L’esenzione, i messaggi, la sveglia e la finale. Deborah Chiesa: “Così ho rischiato di saltare Antalya”

Oltre quattro anni dopo l’ultima volta, Deborah Chiesa è tornata in finale in un torneo internazionale. La trentina classe ’96 è giunta all’ultimo atto dell’ITF $15.000 di Antalya, in Turchia, in cui è stata sconfitta dalla greca Sapfo Sakellaridi. Un secondo posto prezioso in ottica ranking mondiale ma soprattutto pensando alla continuità di cui necessita l’ex numero 143 WTA dopo gli svariati problemi fisici superati e con i quali ancora combatte. Su tutte l’artrite, che ha rischiato di compromettere la trasferta della giocatrice del Piccari&Knapp Tennis Team di Anzio.

A metà marzo mi sono tornati alcuni sintomi dell’artrite – racconta Deborah -, così il mio reumatologo Massimiliano Limonta, che ringrazio di cuore per la pazienza, mi ha prescritto una piccola dose di cortisone. A quel punto avevo bisogno del TUE (Therapeutic Use Exemption, ndr), l’esenzione da parte dell’ITF, come fatto tre volte durante la scorsa stagione. Rispetto al passato, in questo caso per concedermelo mi hanno chiesto mille referti e documenti, tanto da costringermi a saltare il primo torneo che avrei dovuto disputare ad Antalya. Ho sfruttato il weekend per sottopormi a visite ed esami a Bergamo, tutto ok”.

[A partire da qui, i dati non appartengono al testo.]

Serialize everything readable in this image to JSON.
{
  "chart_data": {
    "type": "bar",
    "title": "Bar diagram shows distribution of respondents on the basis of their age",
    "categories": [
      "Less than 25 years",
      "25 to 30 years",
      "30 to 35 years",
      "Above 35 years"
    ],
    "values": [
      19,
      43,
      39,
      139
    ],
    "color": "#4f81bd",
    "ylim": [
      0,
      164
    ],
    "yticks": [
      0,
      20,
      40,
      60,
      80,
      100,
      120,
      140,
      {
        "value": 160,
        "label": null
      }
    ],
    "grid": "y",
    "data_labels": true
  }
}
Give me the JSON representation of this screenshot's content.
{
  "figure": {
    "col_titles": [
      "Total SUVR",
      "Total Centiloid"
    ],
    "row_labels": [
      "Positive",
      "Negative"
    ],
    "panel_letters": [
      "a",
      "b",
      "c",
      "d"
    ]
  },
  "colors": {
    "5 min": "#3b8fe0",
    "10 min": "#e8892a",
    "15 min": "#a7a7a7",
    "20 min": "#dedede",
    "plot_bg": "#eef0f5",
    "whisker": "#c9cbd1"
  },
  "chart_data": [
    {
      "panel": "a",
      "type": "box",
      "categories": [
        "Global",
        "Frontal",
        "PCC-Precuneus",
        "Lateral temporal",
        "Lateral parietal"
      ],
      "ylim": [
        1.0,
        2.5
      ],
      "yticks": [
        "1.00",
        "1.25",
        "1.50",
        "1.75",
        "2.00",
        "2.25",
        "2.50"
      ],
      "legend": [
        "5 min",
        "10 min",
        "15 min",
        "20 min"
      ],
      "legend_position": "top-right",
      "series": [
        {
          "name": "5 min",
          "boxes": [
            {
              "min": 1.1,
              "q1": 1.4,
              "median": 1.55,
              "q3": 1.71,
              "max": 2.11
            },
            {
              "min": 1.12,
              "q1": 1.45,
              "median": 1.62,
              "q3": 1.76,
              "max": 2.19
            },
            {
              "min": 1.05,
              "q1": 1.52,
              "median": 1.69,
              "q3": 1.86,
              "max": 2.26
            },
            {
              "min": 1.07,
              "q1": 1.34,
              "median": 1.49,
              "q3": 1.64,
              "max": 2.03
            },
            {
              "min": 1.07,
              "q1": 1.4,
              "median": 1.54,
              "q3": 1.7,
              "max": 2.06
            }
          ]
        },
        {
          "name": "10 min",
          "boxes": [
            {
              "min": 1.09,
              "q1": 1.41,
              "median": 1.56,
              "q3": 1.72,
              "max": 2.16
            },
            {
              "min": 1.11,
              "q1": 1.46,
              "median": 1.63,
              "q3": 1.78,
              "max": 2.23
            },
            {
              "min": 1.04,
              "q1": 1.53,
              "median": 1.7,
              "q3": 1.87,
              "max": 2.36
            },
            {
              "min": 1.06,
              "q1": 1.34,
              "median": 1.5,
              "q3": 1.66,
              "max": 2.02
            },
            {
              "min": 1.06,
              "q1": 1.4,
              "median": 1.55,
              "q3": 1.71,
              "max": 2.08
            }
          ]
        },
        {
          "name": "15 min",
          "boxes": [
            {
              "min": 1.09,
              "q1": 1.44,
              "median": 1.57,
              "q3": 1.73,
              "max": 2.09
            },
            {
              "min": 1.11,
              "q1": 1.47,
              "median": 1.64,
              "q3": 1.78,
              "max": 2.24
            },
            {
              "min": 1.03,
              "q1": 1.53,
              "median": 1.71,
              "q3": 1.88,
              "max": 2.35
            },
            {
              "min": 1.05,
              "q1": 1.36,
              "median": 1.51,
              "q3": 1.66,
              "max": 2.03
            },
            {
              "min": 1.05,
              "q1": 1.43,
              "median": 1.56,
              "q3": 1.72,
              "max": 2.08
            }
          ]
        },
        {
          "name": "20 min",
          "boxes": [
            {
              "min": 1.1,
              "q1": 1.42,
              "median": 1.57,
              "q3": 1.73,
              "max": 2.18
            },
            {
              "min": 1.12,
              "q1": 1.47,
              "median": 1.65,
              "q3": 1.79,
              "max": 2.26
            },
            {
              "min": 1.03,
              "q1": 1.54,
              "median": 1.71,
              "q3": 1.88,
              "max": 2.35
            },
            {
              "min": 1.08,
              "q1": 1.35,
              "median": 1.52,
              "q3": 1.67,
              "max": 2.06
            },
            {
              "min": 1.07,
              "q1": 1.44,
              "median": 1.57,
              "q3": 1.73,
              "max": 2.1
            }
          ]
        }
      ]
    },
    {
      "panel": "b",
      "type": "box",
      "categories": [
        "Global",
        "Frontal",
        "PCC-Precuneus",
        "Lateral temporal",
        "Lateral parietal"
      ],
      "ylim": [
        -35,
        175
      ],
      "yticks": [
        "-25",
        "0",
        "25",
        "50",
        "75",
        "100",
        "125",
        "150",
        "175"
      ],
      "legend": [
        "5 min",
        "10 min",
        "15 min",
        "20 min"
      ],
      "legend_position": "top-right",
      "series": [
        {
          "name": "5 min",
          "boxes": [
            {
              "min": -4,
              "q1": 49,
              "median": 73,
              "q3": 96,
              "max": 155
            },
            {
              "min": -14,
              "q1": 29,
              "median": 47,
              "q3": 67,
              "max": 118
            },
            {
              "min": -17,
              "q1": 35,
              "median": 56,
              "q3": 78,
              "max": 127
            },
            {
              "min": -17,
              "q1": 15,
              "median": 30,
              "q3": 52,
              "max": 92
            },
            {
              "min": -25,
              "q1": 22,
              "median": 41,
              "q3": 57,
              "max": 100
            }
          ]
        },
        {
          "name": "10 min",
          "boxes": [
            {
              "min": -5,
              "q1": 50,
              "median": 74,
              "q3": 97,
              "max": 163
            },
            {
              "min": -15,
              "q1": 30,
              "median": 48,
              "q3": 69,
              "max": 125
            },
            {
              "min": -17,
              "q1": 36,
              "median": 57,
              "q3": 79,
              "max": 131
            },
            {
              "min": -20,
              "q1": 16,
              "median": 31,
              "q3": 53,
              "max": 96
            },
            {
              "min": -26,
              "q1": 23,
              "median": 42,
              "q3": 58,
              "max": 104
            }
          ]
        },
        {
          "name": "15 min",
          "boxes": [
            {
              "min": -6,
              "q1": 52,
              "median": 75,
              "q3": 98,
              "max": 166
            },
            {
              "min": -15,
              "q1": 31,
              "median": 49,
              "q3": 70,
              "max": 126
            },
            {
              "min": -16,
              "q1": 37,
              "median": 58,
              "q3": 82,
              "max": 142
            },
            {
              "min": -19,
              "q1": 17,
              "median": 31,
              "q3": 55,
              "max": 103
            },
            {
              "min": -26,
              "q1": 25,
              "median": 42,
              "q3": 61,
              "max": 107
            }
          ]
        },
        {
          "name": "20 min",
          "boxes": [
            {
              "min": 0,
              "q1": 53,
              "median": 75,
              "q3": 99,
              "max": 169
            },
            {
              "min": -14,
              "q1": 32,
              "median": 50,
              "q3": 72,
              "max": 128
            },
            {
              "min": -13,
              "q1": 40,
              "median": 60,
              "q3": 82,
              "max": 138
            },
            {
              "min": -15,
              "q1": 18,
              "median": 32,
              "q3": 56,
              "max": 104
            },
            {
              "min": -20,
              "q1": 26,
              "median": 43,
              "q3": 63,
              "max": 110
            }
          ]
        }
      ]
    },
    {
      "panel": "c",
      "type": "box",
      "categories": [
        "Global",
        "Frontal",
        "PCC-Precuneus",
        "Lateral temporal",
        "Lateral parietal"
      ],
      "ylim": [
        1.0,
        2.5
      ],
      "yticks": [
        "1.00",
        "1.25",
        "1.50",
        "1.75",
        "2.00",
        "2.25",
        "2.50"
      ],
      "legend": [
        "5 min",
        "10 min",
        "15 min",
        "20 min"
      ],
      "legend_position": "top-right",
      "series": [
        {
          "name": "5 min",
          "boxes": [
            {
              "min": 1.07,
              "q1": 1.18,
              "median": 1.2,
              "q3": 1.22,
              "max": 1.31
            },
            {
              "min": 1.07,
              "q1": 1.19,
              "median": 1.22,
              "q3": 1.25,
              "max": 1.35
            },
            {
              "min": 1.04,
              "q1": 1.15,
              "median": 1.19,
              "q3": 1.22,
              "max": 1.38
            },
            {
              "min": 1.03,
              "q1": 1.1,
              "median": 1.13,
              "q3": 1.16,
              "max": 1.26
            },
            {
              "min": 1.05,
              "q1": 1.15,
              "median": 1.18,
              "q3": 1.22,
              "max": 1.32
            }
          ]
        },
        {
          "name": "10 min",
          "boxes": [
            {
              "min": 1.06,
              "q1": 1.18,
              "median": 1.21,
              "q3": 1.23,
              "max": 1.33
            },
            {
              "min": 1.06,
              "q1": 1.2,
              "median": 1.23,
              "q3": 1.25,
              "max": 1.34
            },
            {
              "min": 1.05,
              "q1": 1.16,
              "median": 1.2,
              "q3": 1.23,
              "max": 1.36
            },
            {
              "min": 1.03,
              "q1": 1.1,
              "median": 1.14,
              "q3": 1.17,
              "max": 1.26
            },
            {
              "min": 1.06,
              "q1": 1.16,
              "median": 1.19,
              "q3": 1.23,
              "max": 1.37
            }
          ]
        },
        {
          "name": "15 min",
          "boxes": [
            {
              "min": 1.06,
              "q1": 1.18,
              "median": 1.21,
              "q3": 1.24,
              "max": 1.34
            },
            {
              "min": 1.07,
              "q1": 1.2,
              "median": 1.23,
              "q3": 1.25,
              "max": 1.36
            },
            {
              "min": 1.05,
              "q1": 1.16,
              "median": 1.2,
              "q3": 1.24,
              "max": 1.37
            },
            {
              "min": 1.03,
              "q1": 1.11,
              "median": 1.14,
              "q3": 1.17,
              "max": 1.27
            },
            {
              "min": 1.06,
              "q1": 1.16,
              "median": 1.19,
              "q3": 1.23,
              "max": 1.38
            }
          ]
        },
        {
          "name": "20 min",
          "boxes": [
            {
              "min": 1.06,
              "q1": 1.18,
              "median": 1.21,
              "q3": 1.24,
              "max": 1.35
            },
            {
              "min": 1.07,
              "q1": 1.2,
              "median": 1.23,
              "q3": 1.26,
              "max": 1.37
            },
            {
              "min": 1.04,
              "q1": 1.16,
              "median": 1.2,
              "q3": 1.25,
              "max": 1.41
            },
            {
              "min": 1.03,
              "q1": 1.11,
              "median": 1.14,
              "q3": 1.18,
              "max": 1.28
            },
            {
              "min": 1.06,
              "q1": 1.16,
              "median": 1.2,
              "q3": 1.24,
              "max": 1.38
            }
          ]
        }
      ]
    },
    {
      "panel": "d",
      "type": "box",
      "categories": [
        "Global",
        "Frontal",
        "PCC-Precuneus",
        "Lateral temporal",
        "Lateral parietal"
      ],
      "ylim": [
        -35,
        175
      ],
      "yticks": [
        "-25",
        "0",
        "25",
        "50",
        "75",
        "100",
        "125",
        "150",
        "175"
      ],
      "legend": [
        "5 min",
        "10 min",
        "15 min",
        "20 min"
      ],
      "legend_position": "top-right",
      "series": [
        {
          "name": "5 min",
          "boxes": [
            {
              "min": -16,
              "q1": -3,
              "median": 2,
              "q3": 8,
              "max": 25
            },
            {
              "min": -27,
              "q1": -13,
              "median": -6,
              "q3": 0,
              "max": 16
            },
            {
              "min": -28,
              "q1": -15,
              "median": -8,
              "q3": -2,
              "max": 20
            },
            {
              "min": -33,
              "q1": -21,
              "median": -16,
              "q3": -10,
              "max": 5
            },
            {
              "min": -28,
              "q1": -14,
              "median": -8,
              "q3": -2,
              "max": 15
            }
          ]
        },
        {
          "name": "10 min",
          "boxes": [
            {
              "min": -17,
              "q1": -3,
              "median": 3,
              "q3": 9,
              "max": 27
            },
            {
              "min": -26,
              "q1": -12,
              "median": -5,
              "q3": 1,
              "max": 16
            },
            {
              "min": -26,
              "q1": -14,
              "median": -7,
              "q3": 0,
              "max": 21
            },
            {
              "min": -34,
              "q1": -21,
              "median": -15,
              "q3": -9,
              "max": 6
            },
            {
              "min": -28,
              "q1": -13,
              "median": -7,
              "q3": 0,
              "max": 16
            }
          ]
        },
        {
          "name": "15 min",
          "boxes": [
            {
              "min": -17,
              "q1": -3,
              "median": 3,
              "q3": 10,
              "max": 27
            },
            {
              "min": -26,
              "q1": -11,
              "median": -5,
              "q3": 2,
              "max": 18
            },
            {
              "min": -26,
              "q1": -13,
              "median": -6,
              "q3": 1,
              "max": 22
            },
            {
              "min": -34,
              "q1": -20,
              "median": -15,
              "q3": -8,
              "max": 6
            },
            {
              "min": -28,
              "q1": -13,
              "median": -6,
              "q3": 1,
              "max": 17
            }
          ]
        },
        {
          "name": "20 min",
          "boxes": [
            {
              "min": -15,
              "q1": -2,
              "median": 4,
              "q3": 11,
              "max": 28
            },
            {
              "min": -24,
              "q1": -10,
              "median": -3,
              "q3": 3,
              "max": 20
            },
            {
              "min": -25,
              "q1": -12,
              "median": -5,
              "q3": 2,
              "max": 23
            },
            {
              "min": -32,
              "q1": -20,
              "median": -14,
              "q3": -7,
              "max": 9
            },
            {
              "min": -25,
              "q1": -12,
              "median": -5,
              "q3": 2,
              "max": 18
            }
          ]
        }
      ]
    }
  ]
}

La documentazione non arriva, ma la voglia di scendere in campo spinge l’atleta a fare una insolita scelta: “Abbiamo inviato decine di mail, non sapevo più cosa mandare in allegato. Non si sa bene per quale motivo, nonostante la mancata autorizzazione ho deciso di non cancellarmi dal secondo torneo, quello della settimana di lunedì 28 marzo”. Scelta che paga: “Il giorno prima, domenica, aperti gli occhi ho trovato la mail delle 7 con l’esenzione da parte dell’antidoping”.

Fretta e giustificata violenza, in un momento come questo, sono le parole chiave: “Dovevo fare le valige, ma soprattutto dovevo avvertire le persone. Mando un messaggio ad Alessandro Piccari, mando un messaggio a Marco Mosciatti, che doveva partire con me in veste di coach. Niente. Nessuna risposta. Ho pensato che tu, Matteo, avresti potuto svegliare tuo fratello in malo modo, così ho scritto anche a te”. Mission complete.

Tutto è bene quel che finisce bene: “Ero contenta solo di poter tornare in campo a competere, figurati della finale raggiunta. Ho rischiato di saltare il torneo che spero rappresenti per me la ripartenza dopo anni molto complicati. Non mi voglio più fermare”.